Risk score, explained
The CVSS v3.1 score of 8.2 (HIGH) reflects: (1) network-based attack vector accessible to any Internet user; (2) low attack complexity requiring no special conditions; (3) no authentication required; (4) high confidentiality impact enabling database exfiltration; (5) low integrity impact possible through UPDATE/DELETE queries; and (6) no availability impact from this injection variant. The score does not account for exploitation prevalence, which would likely increase the practical risk assessment given the simplicity of the attack.
Frequently asked questions
Is there a public exploit or proof-of-concept for this vulnerability?
The CVE description documents the vulnerability mechanism but the provided data does not indicate public availability of weaponized exploits. However, time-based SQL injection techniques are well-established, and security researchers may have published detection or validation code. Before conducting any testing, ensure you have explicit authorization and follow responsible disclosure practices.
Does the vulnerability require the attacker to have a WordPress account or special access?
No. The vulnerability is unauthenticated, meaning attackers do not need any WordPress account, plugin access, or prior knowledge of the site. Any attacker with network access to the WordPress booking page can attempt to exploit it, making this a critical concern for Internet-facing WordPress installations.
What happens if we cannot update the plugin immediately?
Implement compensating controls: enable a WAF with SQL injection blocking rules, restrict booking-page endpoint access to known IP ranges if operationally viable, and enable detailed logging of booking-page requests for forensic analysis. Monitor for exploitation attempts and escalate patching to the highest priority. Do not delay—treat this as a critical remediation item within your patch cycle.
Can this vulnerability lead to ransomware deployment or lateral movement?

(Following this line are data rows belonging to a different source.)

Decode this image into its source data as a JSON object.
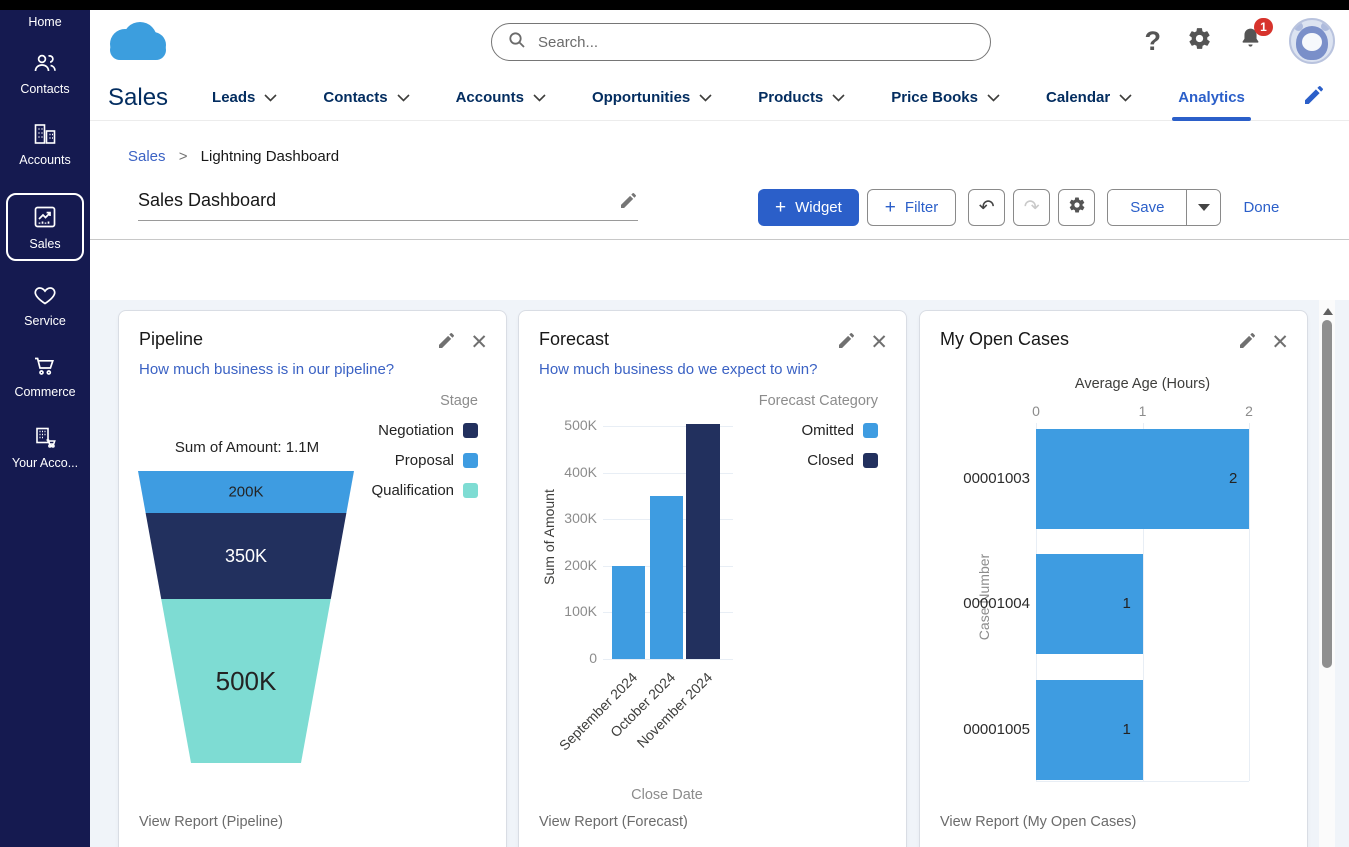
{
  "header": {
    "search_placeholder": "Search...",
    "notification_count": "1"
  },
  "sidebar": {
    "items": [
      {
        "label": "Home"
      },
      {
        "label": "Contacts"
      },
      {
        "label": "Accounts"
      },
      {
        "label": "Sales",
        "selected": true
      },
      {
        "label": "Service"
      },
      {
        "label": "Commerce"
      },
      {
        "label": "Your Acco..."
      }
    ]
  },
  "nav": {
    "app_name": "Sales",
    "items": [
      {
        "label": "Leads"
      },
      {
        "label": "Contacts"
      },
      {
        "label": "Accounts"
      },
      {
        "label": "Opportunities"
      },
      {
        "label": "Products"
      },
      {
        "label": "Price Books"
      },
      {
        "label": "Calendar"
      }
    ],
    "active_tab": "Analytics"
  },
  "breadcrumb": {
    "link": "Sales",
    "separator": ">",
    "current": "Lightning Dashboard"
  },
  "toolbar": {
    "dashboard_title": "Sales Dashboard",
    "widget_label": "Widget",
    "filter_label": "Filter",
    "save_label": "Save",
    "done_label": "Done"
  },
  "colors": {
    "accent": "#2b5fc9",
    "chart_blue": "#3e9ce1",
    "chart_navy": "#22305e",
    "chart_teal": "#7edcd3",
    "sidebar_navy": "#151a50"
  },
  "widgets": {
    "pipeline": {
      "title": "Pipeline",
      "subtitle": "How much business is in our pipeline?",
      "legend_title": "Stage",
      "legend": [
        {
          "label": "Negotiation",
          "color": "#22305e"
        },
        {
          "label": "Proposal",
          "color": "#3e9ce1"
        },
        {
          "label": "Qualification",
          "color": "#7edcd3"
        }
      ],
      "total_label": "Sum of Amount: 1.1M",
      "view_report": "View Report (Pipeline)",
      "chart_data": {
        "type": "funnel",
        "segments": [
          {
            "stage": "Proposal",
            "label": "200K",
            "value": 200000,
            "color": "#3e9ce1",
            "label_color": "#232323"
          },
          {
            "stage": "Negotiation",
            "label": "350K",
            "value": 350000,
            "color": "#22305e",
            "label_color": "#ffffff"
          },
          {
            "stage": "Qualification",
            "label": "500K",
            "value": 500000,
            "color": "#7edcd3",
            "label_color": "#232323"
          }
        ],
        "total": "1.1M"
      }
    },
    "forecast": {
      "title": "Forecast",
      "subtitle": "How much business do we expect to win?",
      "legend_title": "Forecast Category",
      "legend": [
        {
          "label": "Omitted",
          "color": "#3e9ce1"
        },
        {
          "label": "Closed",
          "color": "#22305e"
        }
      ],
      "view_report": "View Report (Forecast)",
      "chart_data": {
        "type": "bar",
        "categories": [
          "September 2024",
          "October 2024",
          "November 2024"
        ],
        "values": [
          200000,
          350000,
          505000
        ],
        "bar_categories": [
          "Omitted",
          "Omitted",
          "Closed"
        ],
        "ylabel": "Sum of Amount",
        "xlabel": "Close Date",
        "yticks": [
          "500K",
          "400K",
          "300K",
          "200K",
          "100K",
          "0"
        ],
        "ylim": [
          0,
          500000
        ],
        "grid": true
      }
    },
    "cases": {
      "title": "My Open Cases",
      "chart_title": "Average Age (Hours)",
      "view_report": "View Report (My Open Cases)",
      "chart_data": {
        "type": "bar-horizontal",
        "categories": [
          "00001003",
          "00001004",
          "00001005"
        ],
        "values": [
          2,
          1,
          1
        ],
        "xticks": [
          "0",
          "1",
          "2"
        ],
        "xlim": [
          0,
          2
        ],
        "ylabel": "Case Number",
        "bar_color": "#3e9ce1",
        "grid": true
      }
    }
  }
}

The vulnerability itself provides database read/write access on the WordPress host. While SQL injection alone does not directly execute operating system commands, an attacker could potentially write malicious code to WordPress files or extract credentials to facilitate further compromise. Any system running this plugin should be considered a potential attack entry point and monitored accordingly.
This analysis is provided for informational purposes based on CVE-2017-20243 data as of June 2026. Organizations should verify all patch versions, affected product ranges, and vendor guidance directly from official vendor advisories and the WordPress plugin repository before making remediation decisions. Security assessments should be conducted by qualified professionals in controlled environments with proper authorization. This explainer does not constitute legal advice regarding compliance obligations. Organizations remain responsible for assessing their individual risk exposure and implementing appropriate security controls. Source: NVD (public-domain), retrieved 2026-07-15. Analysis generated by SEC.co (claude-haiku-4-5).